Because of the uncommon nature of BVD, few articles regarding rehabilitation in these patients are available (8-11). These studies were performed on a low sample of patients that were much older, but showed recovery in some patients with BVD. Usually, the main course of treatment in these patients was substitution exercises. In one study, the authors found good recovery and improvement of dynamic visual acuity in 13 patients aged 47–73 years using adaptation and substitution exercises (11).

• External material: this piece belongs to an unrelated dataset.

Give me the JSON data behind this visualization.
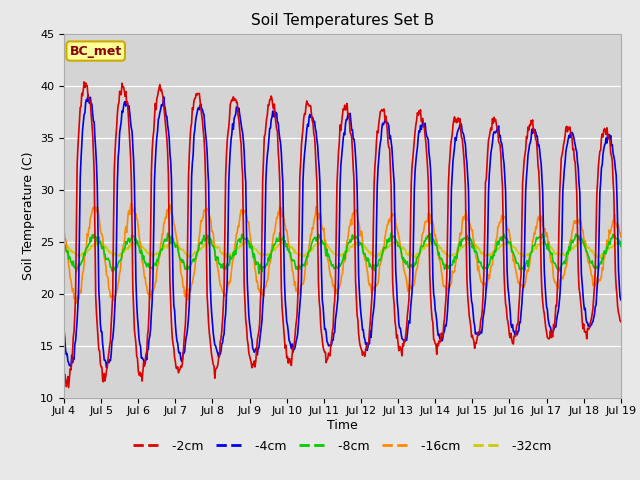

This case report shows a successful case of full recovery with adaptation exercises in a young patient with BVD who also suffered from an additional problem. This could suggest the possibility of using adaptation exercises in young patients with BVD; however this suggestion must first be verified with greater numbers of patients. BVD has a very adverse and profound effect on patients, but it is a rare condition, especially in younger ages. One main limitation is our inaccessibility to younger patients.
In general, vestibular rehabilitation is an effective way for treatment of patients with BVD. Dynamic visual acuity also could recover after vestibular rehabilitation (11,14).
Conclusion
Vestibular rehabilitation could be an effective method for the treatment of complicated cases of BVD. Adaptation exercises may be useful in young patients with BVD.
Acknowledgments
The authors are grateful for the instrumental support of the Central Clinic of Vertigo and Balance Rehabilitation.